Думаю, Руфина помогала составлять исковое заявление группе демократов, среди которых весьма активна престарелая сирена либерализма и гиена социализма Римма Мудракова. Группа свободолюбивых господ, совсем недавно требовавших выпустить слово на волю, с каковой целью и разгромили СССР, подали в суд на патриотическую газету, сформулировав претензии так: "Допускают в своих статьях антизападную риторику". Довеском к тяжким обвинениям демократы приписали "в публикуемых материалах выражают сомнение в успехах демократических преобразований в России." Действительно, разве газета, допускающая антизападную риторику и выражающая сомнение в успехах демократических преобразований в России, имеет право на существование, а ее сотрудники - на это же самое? "Развешивать на столбах, бить канделябрами и давить гадинов",- вот это по их, по-демократовски!
Еще можно ужаснуть Руфину, если сравнить американца и русского. Или СССР (сейчас Россию) и Америку. Мол, чего американцы до сих пор заходятся по поводу советского присутствия в Афганистане, куда наш контингент вошел по просьбе законно избранного правительства, а сами вторгаются непрошенно и во Вьетнам, и в Афганистан, и в Югославию, и в Ирак.

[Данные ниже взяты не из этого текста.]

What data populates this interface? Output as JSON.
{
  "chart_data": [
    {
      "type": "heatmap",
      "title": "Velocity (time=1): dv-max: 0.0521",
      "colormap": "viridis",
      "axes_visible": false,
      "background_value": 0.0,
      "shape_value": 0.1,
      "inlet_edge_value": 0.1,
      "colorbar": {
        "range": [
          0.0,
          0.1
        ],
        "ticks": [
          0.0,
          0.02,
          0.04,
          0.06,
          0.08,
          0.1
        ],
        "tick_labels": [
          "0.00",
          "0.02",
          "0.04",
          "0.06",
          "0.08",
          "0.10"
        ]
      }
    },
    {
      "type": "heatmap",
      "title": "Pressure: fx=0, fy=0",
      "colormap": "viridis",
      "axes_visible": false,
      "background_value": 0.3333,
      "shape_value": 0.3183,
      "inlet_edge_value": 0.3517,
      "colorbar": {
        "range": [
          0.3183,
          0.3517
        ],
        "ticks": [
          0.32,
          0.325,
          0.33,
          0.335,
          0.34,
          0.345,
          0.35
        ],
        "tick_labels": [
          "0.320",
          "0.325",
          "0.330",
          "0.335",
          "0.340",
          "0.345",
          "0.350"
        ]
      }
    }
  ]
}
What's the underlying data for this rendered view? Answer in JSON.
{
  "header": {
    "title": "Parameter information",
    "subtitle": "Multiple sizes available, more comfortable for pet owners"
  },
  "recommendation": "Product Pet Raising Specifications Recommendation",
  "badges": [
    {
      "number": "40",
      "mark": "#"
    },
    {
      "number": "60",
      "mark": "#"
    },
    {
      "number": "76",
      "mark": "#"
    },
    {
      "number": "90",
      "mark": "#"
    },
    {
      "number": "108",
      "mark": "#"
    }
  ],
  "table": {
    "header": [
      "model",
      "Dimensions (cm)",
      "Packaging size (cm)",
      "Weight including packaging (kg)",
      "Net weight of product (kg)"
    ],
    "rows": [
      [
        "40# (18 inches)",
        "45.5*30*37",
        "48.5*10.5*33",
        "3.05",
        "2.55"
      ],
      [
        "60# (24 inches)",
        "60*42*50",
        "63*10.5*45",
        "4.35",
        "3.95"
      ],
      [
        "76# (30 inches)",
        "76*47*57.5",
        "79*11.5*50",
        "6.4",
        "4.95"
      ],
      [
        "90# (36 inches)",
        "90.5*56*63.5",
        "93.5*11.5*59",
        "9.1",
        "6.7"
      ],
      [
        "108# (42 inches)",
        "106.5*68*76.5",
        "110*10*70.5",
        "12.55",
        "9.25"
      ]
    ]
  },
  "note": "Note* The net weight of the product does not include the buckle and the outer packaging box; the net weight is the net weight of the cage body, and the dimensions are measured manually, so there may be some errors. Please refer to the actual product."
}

- Да вы понимаете, что говорите?!! - дрожащим от возмущения голосом вопрошает Руфина. А что я говорю? Я смею сравнивать себя с американцами, что выглядит в глазах америкофилки поруганием святынь. Я это прекрасно знаю и хулиганю: нет-нет да пугану Р., отозвавшись о предмете ее обожания без восторга. Что ж, грешна, каюсь.